Он протянул Баньеру это письмо, тот внимательно прочел его и вернул.

— А вот взгляните теперь на королевский указ относительно дезертиров. Баньер взял и его.

— Читайте, читайте вслух; чтобы его исполнить, мне нужно повторно услышать все, что в нем заключается.

Бодрым голосом Баньер принялся читать, в то время как майор внимательно разглядывал его:

«Смертной казни подлежит любой солдат сухопутных или морских войск, который, не получив разрешения на отпуск, в течение трех дней подряд отсутствовал в местах расположения своего полка, корпуса либо экипажа, к коему он приписан».

— Да, — сказал Баньер, — действительно, неоспоримая статья.

И он протянул майору этот уставной документ, как ранее вернул ему послание полковника.

— Нет, нет, — возразил майор, — продолжайте; я хочу доказать вам, господин Баньер, что мой образ действия мне строжайшим образом предписан и сам я куда менее суров, чем закон.

И Баньер стал читать дальше:

«Как только дезертир взят под стражу, а подлинность его личности установлена и преступление доказано, он незамедлительно должен быть расстрелян без каких-либо проволочек и отлагательств, исключая те, что требуются для его обращения за помощью к служителю Церкви».

— «Незамедлительно», — повторил майор.

— Да, незамедлительно.

— «Без проволочек и отлагательств».

— Позвольте, сударь, — с отменным изяществом возразил Баньер, — по-моему, после слов о проволочках и отлагательствах там есть еще кое-какие слова, которые заслуживают нашего обсуждения.

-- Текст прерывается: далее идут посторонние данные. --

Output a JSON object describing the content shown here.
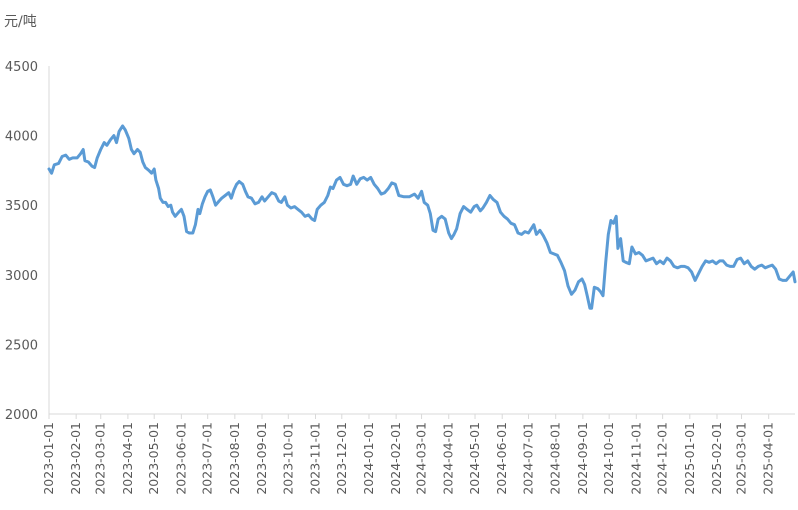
{
  "chart_data": {
    "type": "line",
    "title": "",
    "xlabel": "",
    "ylabel": "元/吨",
    "ylim": [
      2000,
      4500
    ],
    "y_ticks": [
      "4500",
      "4000",
      "3500",
      "3000",
      "2500",
      "2000"
    ],
    "y_tick_values": [
      4500,
      4000,
      3500,
      3000,
      2500,
      2000
    ],
    "x_ticks": [
      "2023-01-01",
      "2023-02-01",
      "2023-03-01",
      "2023-04-01",
      "2023-05-01",
      "2023-06-01",
      "2023-07-01",
      "2023-08-01",
      "2023-09-01",
      "2023-10-01",
      "2023-11-01",
      "2023-12-01",
      "2024-01-01",
      "2024-02-01",
      "2024-03-01",
      "2024-04-01",
      "2024-05-01",
      "2024-06-01",
      "2024-07-01",
      "2024-08-01",
      "2024-09-01",
      "2024-10-01",
      "2024-11-01",
      "2024-12-01",
      "2025-01-01",
      "2025-02-01",
      "2025-03-01",
      "2025-04-01"
    ],
    "x_range": [
      "2023-01-01",
      "2025-05-01"
    ],
    "grid": false,
    "legend": "none",
    "series": [
      {
        "color": "#5b9bd5",
        "points": [
          [
            "2023-01-01",
            3760
          ],
          [
            "2023-01-04",
            3730
          ],
          [
            "2023-01-07",
            3790
          ],
          [
            "2023-01-12",
            3800
          ],
          [
            "2023-01-16",
            3850
          ],
          [
            "2023-01-20",
            3860
          ],
          [
            "2023-01-24",
            3830
          ],
          [
            "2023-01-28",
            3840
          ],
          [
            "2023-02-02",
            3840
          ],
          [
            "2023-02-06",
            3870
          ],
          [
            "2023-02-09",
            3900
          ],
          [
            "2023-02-11",
            3820
          ],
          [
            "2023-02-15",
            3810
          ],
          [
            "2023-02-19",
            3780
          ],
          [
            "2023-02-22",
            3770
          ],
          [
            "2023-02-25",
            3840
          ],
          [
            "2023-03-01",
            3900
          ],
          [
            "2023-03-05",
            3950
          ],
          [
            "2023-03-08",
            3930
          ],
          [
            "2023-03-12",
            3970
          ],
          [
            "2023-03-16",
            4000
          ],
          [
            "2023-03-19",
            3950
          ],
          [
            "2023-03-22",
            4030
          ],
          [
            "2023-03-26",
            4070
          ],
          [
            "2023-03-29",
            4040
          ],
          [
            "2023-04-02",
            3980
          ],
          [
            "2023-04-05",
            3900
          ],
          [
            "2023-04-08",
            3870
          ],
          [
            "2023-04-12",
            3900
          ],
          [
            "2023-04-15",
            3880
          ],
          [
            "2023-04-18",
            3810
          ],
          [
            "2023-04-21",
            3770
          ],
          [
            "2023-04-25",
            3750
          ],
          [
            "2023-04-28",
            3730
          ],
          [
            "2023-05-01",
            3760
          ],
          [
            "2023-05-03",
            3680
          ],
          [
            "2023-05-06",
            3620
          ],
          [
            "2023-05-08",
            3550
          ],
          [
            "2023-05-11",
            3520
          ],
          [
            "2023-05-14",
            3520
          ],
          [
            "2023-05-17",
            3490
          ],
          [
            "2023-05-20",
            3500
          ],
          [
            "2023-05-22",
            3450
          ],
          [
            "2023-05-25",
            3420
          ],
          [
            "2023-05-29",
            3450
          ],
          [
            "2023-06-01",
            3470
          ],
          [
            "2023-06-04",
            3420
          ],
          [
            "2023-06-07",
            3310
          ],
          [
            "2023-06-10",
            3300
          ],
          [
            "2023-06-14",
            3300
          ],
          [
            "2023-06-17",
            3360
          ],
          [
            "2023-06-20",
            3470
          ],
          [
            "2023-06-22",
            3440
          ],
          [
            "2023-06-25",
            3510
          ],
          [
            "2023-06-28",
            3560
          ],
          [
            "2023-07-01",
            3600
          ],
          [
            "2023-07-04",
            3610
          ],
          [
            "2023-07-07",
            3560
          ],
          [
            "2023-07-10",
            3500
          ],
          [
            "2023-07-14",
            3530
          ],
          [
            "2023-07-17",
            3550
          ],
          [
            "2023-07-21",
            3570
          ],
          [
            "2023-07-25",
            3590
          ],
          [
            "2023-07-28",
            3550
          ],
          [
            "2023-07-31",
            3610
          ],
          [
            "2023-08-03",
            3650
          ],
          [
            "2023-08-06",
            3670
          ],
          [
            "2023-08-10",
            3650
          ],
          [
            "2023-08-13",
            3600
          ],
          [
            "2023-08-16",
            3560
          ],
          [
            "2023-08-20",
            3550
          ],
          [
            "2023-08-24",
            3510
          ],
          [
            "2023-08-28",
            3520
          ],
          [
            "2023-09-01",
            3560
          ],
          [
            "2023-09-04",
            3530
          ],
          [
            "2023-09-08",
            3560
          ],
          [
            "2023-09-12",
            3590
          ],
          [
            "2023-09-16",
            3580
          ],
          [
            "2023-09-20",
            3530
          ],
          [
            "2023-09-23",
            3520
          ],
          [
            "2023-09-27",
            3560
          ],
          [
            "2023-09-30",
            3500
          ],
          [
            "2023-10-04",
            3480
          ],
          [
            "2023-10-08",
            3490
          ],
          [
            "2023-10-12",
            3470
          ],
          [
            "2023-10-16",
            3450
          ],
          [
            "2023-10-20",
            3420
          ],
          [
            "2023-10-24",
            3430
          ],
          [
            "2023-10-28",
            3400
          ],
          [
            "2023-10-31",
            3390
          ],
          [
            "2023-11-03",
            3470
          ],
          [
            "2023-11-07",
            3500
          ],
          [
            "2023-11-11",
            3520
          ],
          [
            "2023-11-15",
            3570
          ],
          [
            "2023-11-18",
            3630
          ],
          [
            "2023-11-21",
            3620
          ],
          [
            "2023-11-25",
            3680
          ],
          [
            "2023-11-29",
            3700
          ],
          [
            "2023-12-03",
            3650
          ],
          [
            "2023-12-07",
            3640
          ],
          [
            "2023-12-11",
            3650
          ],
          [
            "2023-12-14",
            3710
          ],
          [
            "2023-12-18",
            3650
          ],
          [
            "2023-12-22",
            3690
          ],
          [
            "2023-12-26",
            3700
          ],
          [
            "2023-12-30",
            3680
          ],
          [
            "2024-01-03",
            3700
          ],
          [
            "2024-01-07",
            3650
          ],
          [
            "2024-01-11",
            3620
          ],
          [
            "2024-01-15",
            3580
          ],
          [
            "2024-01-19",
            3590
          ],
          [
            "2024-01-23",
            3620
          ],
          [
            "2024-01-27",
            3660
          ],
          [
            "2024-01-31",
            3650
          ],
          [
            "2024-02-04",
            3570
          ],
          [
            "2024-02-10",
            3560
          ],
          [
            "2024-02-16",
            3560
          ],
          [
            "2024-02-22",
            3580
          ],
          [
            "2024-02-26",
            3550
          ],
          [
            "2024-03-01",
            3600
          ],
          [
            "2024-03-04",
            3520
          ],
          [
            "2024-03-08",
            3500
          ],
          [
            "2024-03-11",
            3440
          ],
          [
            "2024-03-14",
            3320
          ],
          [
            "2024-03-17",
            3310
          ],
          [
            "2024-03-20",
            3400
          ],
          [
            "2024-03-24",
            3420
          ],
          [
            "2024-03-28",
            3400
          ],
          [
            "2024-04-01",
            3300
          ],
          [
            "2024-04-04",
            3260
          ],
          [
            "2024-04-07",
            3290
          ],
          [
            "2024-04-10",
            3330
          ],
          [
            "2024-04-14",
            3440
          ],
          [
            "2024-04-18",
            3490
          ],
          [
            "2024-04-22",
            3470
          ],
          [
            "2024-04-26",
            3450
          ],
          [
            "2024-04-30",
            3490
          ],
          [
            "2024-05-03",
            3500
          ],
          [
            "2024-05-07",
            3460
          ],
          [
            "2024-05-10",
            3480
          ],
          [
            "2024-05-14",
            3520
          ],
          [
            "2024-05-18",
            3570
          ],
          [
            "2024-05-22",
            3540
          ],
          [
            "2024-05-26",
            3520
          ],
          [
            "2024-05-30",
            3450
          ],
          [
            "2024-06-03",
            3420
          ],
          [
            "2024-06-07",
            3400
          ],
          [
            "2024-06-11",
            3370
          ],
          [
            "2024-06-15",
            3360
          ],
          [
            "2024-06-19",
            3300
          ],
          [
            "2024-06-23",
            3290
          ],
          [
            "2024-06-27",
            3310
          ],
          [
            "2024-07-01",
            3300
          ],
          [
            "2024-07-04",
            3330
          ],
          [
            "2024-07-07",
            3360
          ],
          [
            "2024-07-10",
            3290
          ],
          [
            "2024-07-14",
            3320
          ],
          [
            "2024-07-18",
            3280
          ],
          [
            "2024-07-22",
            3230
          ],
          [
            "2024-07-26",
            3160
          ],
          [
            "2024-07-30",
            3150
          ],
          [
            "2024-08-03",
            3140
          ],
          [
            "2024-08-07",
            3090
          ],
          [
            "2024-08-11",
            3030
          ],
          [
            "2024-08-15",
            2920
          ],
          [
            "2024-08-19",
            2860
          ],
          [
            "2024-08-23",
            2890
          ],
          [
            "2024-08-27",
            2950
          ],
          [
            "2024-08-31",
            2970
          ],
          [
            "2024-09-03",
            2930
          ],
          [
            "2024-09-06",
            2850
          ],
          [
            "2024-09-09",
            2760
          ],
          [
            "2024-09-11",
            2760
          ],
          [
            "2024-09-14",
            2910
          ],
          [
            "2024-09-18",
            2900
          ],
          [
            "2024-09-21",
            2880
          ],
          [
            "2024-09-24",
            2850
          ],
          [
            "2024-09-27",
            3090
          ],
          [
            "2024-09-30",
            3290
          ],
          [
            "2024-10-03",
            3390
          ],
          [
            "2024-10-06",
            3370
          ],
          [
            "2024-10-09",
            3420
          ],
          [
            "2024-10-11",
            3190
          ],
          [
            "2024-10-14",
            3260
          ],
          [
            "2024-10-17",
            3100
          ],
          [
            "2024-10-20",
            3090
          ],
          [
            "2024-10-24",
            3080
          ],
          [
            "2024-10-27",
            3200
          ],
          [
            "2024-10-31",
            3150
          ],
          [
            "2024-11-04",
            3160
          ],
          [
            "2024-11-08",
            3140
          ],
          [
            "2024-11-12",
            3100
          ],
          [
            "2024-11-16",
            3110
          ],
          [
            "2024-11-20",
            3120
          ],
          [
            "2024-11-24",
            3080
          ],
          [
            "2024-11-28",
            3100
          ],
          [
            "2024-12-02",
            3080
          ],
          [
            "2024-12-06",
            3120
          ],
          [
            "2024-12-10",
            3100
          ],
          [
            "2024-12-14",
            3060
          ],
          [
            "2024-12-18",
            3050
          ],
          [
            "2024-12-22",
            3060
          ],
          [
            "2024-12-26",
            3060
          ],
          [
            "2024-12-30",
            3050
          ],
          [
            "2025-01-03",
            3020
          ],
          [
            "2025-01-07",
            2960
          ],
          [
            "2025-01-11",
            3010
          ],
          [
            "2025-01-15",
            3060
          ],
          [
            "2025-01-19",
            3100
          ],
          [
            "2025-01-23",
            3090
          ],
          [
            "2025-01-27",
            3100
          ],
          [
            "2025-01-31",
            3080
          ],
          [
            "2025-02-04",
            3100
          ],
          [
            "2025-02-08",
            3100
          ],
          [
            "2025-02-12",
            3070
          ],
          [
            "2025-02-16",
            3060
          ],
          [
            "2025-02-20",
            3060
          ],
          [
            "2025-02-24",
            3110
          ],
          [
            "2025-02-28",
            3120
          ],
          [
            "2025-03-04",
            3080
          ],
          [
            "2025-03-08",
            3100
          ],
          [
            "2025-03-12",
            3060
          ],
          [
            "2025-03-16",
            3040
          ],
          [
            "2025-03-20",
            3060
          ],
          [
            "2025-03-24",
            3070
          ],
          [
            "2025-03-28",
            3050
          ],
          [
            "2025-04-01",
            3060
          ],
          [
            "2025-04-05",
            3070
          ],
          [
            "2025-04-09",
            3040
          ],
          [
            "2025-04-13",
            2970
          ],
          [
            "2025-04-17",
            2960
          ],
          [
            "2025-04-21",
            2960
          ],
          [
            "2025-04-25",
            2990
          ],
          [
            "2025-04-29",
            3020
          ],
          [
            "2025-05-01",
            2950
          ]
        ]
      }
    ]
  }
}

— Какие, сударь? — спросил майор.

— «Без проволочек и отлагательств, исключая те, что требуются для его обращения за помощью к служителю Церкви».

Тут он выразительно посмотрел на майора.

— И что же? — осведомился тот.

— Так давайте оставим немного времени на то, чтобы эта помощь прибыла.

— Но, мой дорогой господин Баньер, — отвечал майор, — вы же сами лишили себя такой возможности; явились к нам сюда, как на блюде себя подали, а ваша жена вам священника привела.

— Аббата Шанмеле, да, верно, — сказал Баньер. — Черт! Черт!

— Как видите, вы во всех смыслах готовы.

— Правда ваша, вот проклятье!

— Так что ваша отсрочка до пяти утра — милость просто исключительная.

— Я вам весьма благодарен. Но в конце концов, что бы случилось, если бы вместо шести часов, которые вы мне даете, вы бы согласились на двадцать четыре?

— Случилось бы то, что меня могли бы строго наказать, да я же понимаю, по сравнению с человеческой жизнью это пустяки, и я бы охотно согласился это претерпеть, если бы такой поступок не являлся нарушением устава, неповиновением, нанесением урона дисциплине, а такого я никогда не допускал и впредь не допущу.

— Ни слова более, господин майор.

— Поверьте, я вам сочувствую от всей души, и, будь я в этом полку не майором, а полковником, все бы обернулось иначе.

— Вы очень добры. Что ж! Стало быть, если тут настаивать бесполезно… Баньер сделал паузу, примолк в ожидании ответа.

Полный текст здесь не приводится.